Dilermando Martins*


Recentemente, o presidente da Câmara dos Deputados, Arthur Lira, fez um discurso inflamado acerca da disputa pelo orçamento de 2024, que passou por uma alteração pelo presidente da República, Luiz Inácio Lula da Silva. Em clara demonstração de contrariedade ao veto do presidente – que rejeitou mais de R$ 5 bilhões das emendas das Comissões das Casas Legislativas – Lira afirmou que o Legislativo não é apenas um carimbador do orçamento, mas que deve funcionar ativamente no processo de elaboração orçamentária no país. E, de certa forma, o parlamentar está correto.

Já Rodrigo Pacheco, presidente do Senado Federal, adotou um tom mais moderado em seu pronunciamento, mas acentuou a necessidade de debater o orçamento e evitar gastos desnecessários – depreendendo-se um certo tom crítico aos gastos do Poder Executivo Federal.

Mas, como isso se explica e o que está por trás dessa disputa? É necessário compreender o contexto e os mecanismos existentes na democracia do Brasil. A Constituição brasileira, em seu art. 2.o, prescreve a tripartição dos poderes, por meio de sua independência e harmonia. Isso significa que cada um dos poderes do Estado é autônomo, mas que eles devem, conjuntamente, ser harmônicos, funcionando como uma engrenagem que permite à máquina estatal operar e, sobretudo, prevenir a concentração e o abuso de poder, seja pelo Legislativo, Executivo ou Judiciário. Tal prescrição não é novidade e remonta à Revolução Francesa, quando se tentava impedir os abusos cometidos pela monarquia absolutista.

Nessa ideia de contenção do poder pelo poder é que surge a teoria dos freios e contrapesos, pela qual, a todo o momento, um poder exerce controle sobre o outro, evitando que haja abuso do poder do Estado por meio de seus órgãos institucionais. São vários os exemplos maculados pela Constituição Federal brasileira, como a necessidade de autorização do Congresso Nacional para que o presidente da República se ausente do país por mais de 15 dias; o poder conferido ao Chefe do Executivo Federal de nomear membros do Judiciário; ou a competência do Supremo Tribunal Federal para julgar membros de outros poderes, dependendo do tipo de crime cometido.

Um dos mecanismos de controle do poder pelo poder é o veto presidencial sobre as propostas orçamentárias elaboradas pelas Casas Legislativas.
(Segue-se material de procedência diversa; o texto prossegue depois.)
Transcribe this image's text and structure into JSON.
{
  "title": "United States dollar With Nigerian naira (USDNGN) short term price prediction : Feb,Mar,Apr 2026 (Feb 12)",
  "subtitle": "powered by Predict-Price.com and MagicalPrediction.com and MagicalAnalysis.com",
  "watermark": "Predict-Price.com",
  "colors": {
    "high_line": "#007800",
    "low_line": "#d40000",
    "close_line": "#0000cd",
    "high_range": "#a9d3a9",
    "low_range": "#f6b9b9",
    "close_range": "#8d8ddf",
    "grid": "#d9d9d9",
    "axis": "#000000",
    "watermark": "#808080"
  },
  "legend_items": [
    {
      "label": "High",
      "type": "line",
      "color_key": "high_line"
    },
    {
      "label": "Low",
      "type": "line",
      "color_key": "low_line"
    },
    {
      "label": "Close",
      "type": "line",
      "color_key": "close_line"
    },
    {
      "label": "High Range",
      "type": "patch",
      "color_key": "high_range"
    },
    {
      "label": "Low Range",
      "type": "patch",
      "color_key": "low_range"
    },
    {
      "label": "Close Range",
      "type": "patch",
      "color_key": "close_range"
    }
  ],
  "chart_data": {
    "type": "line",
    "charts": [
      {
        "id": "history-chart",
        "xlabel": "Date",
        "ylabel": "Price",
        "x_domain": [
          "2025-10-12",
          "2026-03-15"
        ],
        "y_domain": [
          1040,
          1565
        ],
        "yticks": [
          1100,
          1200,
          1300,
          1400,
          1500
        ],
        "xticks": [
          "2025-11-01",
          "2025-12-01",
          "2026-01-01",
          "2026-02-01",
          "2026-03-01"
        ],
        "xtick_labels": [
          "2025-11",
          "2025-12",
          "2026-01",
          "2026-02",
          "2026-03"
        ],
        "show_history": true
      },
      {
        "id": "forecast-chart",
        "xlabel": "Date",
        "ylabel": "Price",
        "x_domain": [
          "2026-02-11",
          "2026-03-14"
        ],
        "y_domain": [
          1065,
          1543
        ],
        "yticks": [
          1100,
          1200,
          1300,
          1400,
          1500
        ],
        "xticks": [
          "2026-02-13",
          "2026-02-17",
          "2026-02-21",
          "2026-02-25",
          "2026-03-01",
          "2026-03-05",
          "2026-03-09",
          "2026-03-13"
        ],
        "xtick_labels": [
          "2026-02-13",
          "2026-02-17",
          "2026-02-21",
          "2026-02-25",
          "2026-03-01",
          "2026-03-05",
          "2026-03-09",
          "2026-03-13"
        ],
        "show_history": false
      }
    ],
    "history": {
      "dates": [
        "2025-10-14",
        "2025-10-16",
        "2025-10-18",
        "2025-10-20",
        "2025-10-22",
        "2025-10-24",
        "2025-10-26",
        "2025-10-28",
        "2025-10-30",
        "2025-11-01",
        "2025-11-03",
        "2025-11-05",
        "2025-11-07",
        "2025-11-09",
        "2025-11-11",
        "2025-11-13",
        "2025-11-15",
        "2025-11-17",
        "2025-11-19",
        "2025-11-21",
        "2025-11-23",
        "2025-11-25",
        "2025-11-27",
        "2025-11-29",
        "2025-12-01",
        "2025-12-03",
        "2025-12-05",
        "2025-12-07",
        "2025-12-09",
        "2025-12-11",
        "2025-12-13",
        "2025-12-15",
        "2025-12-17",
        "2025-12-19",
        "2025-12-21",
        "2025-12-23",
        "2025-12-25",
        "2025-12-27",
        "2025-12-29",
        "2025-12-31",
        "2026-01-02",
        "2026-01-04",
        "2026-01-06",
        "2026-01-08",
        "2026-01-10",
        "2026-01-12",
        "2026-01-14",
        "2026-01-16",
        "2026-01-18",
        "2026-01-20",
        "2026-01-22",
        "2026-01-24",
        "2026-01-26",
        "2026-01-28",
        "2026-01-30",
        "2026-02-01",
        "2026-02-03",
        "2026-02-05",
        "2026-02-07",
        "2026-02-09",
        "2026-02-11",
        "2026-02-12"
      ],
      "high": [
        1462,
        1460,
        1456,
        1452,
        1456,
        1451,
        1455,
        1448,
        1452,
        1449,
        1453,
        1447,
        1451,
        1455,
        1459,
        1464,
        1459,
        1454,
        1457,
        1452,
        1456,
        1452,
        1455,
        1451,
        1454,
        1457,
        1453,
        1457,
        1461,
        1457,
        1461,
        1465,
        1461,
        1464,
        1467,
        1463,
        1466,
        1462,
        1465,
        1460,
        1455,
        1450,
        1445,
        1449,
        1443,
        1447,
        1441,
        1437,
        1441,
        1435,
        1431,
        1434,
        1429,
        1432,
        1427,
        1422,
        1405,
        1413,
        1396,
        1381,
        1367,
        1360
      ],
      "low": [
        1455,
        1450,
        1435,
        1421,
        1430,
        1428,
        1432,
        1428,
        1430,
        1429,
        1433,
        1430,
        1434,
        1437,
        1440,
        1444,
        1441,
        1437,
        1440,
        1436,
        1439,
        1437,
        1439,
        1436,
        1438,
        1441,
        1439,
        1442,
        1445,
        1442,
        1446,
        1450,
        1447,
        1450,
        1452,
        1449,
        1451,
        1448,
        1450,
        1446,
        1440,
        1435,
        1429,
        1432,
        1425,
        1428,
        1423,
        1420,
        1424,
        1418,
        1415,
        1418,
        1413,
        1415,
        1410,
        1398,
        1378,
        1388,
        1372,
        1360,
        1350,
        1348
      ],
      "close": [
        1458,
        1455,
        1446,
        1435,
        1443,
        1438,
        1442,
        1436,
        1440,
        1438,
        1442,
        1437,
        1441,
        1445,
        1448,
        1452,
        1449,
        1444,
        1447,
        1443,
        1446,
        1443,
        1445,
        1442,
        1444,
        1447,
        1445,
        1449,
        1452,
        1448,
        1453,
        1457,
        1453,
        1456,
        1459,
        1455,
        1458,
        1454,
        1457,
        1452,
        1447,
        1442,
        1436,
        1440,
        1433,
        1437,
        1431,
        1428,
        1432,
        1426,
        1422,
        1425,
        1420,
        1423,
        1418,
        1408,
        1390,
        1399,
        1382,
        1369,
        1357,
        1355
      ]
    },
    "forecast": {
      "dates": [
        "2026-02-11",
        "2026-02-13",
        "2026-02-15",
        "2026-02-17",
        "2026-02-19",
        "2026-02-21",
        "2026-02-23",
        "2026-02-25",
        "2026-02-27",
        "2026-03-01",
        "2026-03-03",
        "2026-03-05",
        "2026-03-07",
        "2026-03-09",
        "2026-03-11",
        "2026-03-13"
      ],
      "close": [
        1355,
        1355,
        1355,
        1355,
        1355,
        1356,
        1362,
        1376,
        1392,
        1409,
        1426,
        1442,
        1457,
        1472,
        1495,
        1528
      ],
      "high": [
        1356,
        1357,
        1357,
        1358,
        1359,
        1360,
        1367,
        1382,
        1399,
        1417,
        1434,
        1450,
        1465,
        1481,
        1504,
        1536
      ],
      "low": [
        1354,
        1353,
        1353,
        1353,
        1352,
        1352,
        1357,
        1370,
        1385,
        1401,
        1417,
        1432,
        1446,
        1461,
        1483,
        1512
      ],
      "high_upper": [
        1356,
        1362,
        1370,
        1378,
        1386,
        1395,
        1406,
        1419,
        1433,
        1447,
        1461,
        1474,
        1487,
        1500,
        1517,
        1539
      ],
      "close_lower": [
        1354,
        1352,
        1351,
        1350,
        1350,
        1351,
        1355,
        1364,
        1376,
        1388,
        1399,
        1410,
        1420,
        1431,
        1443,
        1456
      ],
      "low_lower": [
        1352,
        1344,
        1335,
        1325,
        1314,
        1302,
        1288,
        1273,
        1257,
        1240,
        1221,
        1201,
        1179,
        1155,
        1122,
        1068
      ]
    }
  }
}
Não se trata, necessariamente, de uma afronta, mas, sim, de uma prerrogativa endossada pelo texto constitucional que visa ao equilíbrio entre os poderes. O exercício do veto faz parte do jogo político, assim como sua eventual derrubada pelo Legislativo. Esse processo é saudável para a democracia, desde que se respeite a Constituição e os mecanismos por ela estabelecidos. 

A grande celeuma atualmente é: como resolver tais impasses? Existe uma saída para a possível crise entre os poderes Executivo e Legislativo? A resposta para essa questão está no diálogo institucional. É fundamental que o Executivo e Legislativo busquem o diálogo e encontrem um caminho que seja satisfatório a ambos e, sobretudo, que respeite a democracia e o interesse popular. Não se trata de demagogia ou de falsa esperança, mas, sim, de confiar na visão dos constituintes que, em 1988, buscavam promover uma democracia robusta. A Constituição foi elaborada com o propósito de fomentar o diálogo e o consenso.

O povo é o verdadeiro soberano, e seus representantes são meros intermediários. Aqui, o foco não deve ser atender a interesses individuais. É preciso apostar no diálogo e fortalecer as relações institucionais para garantir o bom funcionamento do Estado, priorizar os interesses da população e alcançar resultados benéficos. É somente por meio dessa abordagem que o Brasil terá condições de crescer e avançar em direção ao desenvolvimento tão aguardado pelos cidadãos. Aguardemos as próximas cenas e o deslinde que virá.

*Dilermando Martins, mestre em Ciências Sociais, doutorando em Direito pela UFPR. É professor da Escola de Direito e Ciências Sociais da Universidade Positivo (UP).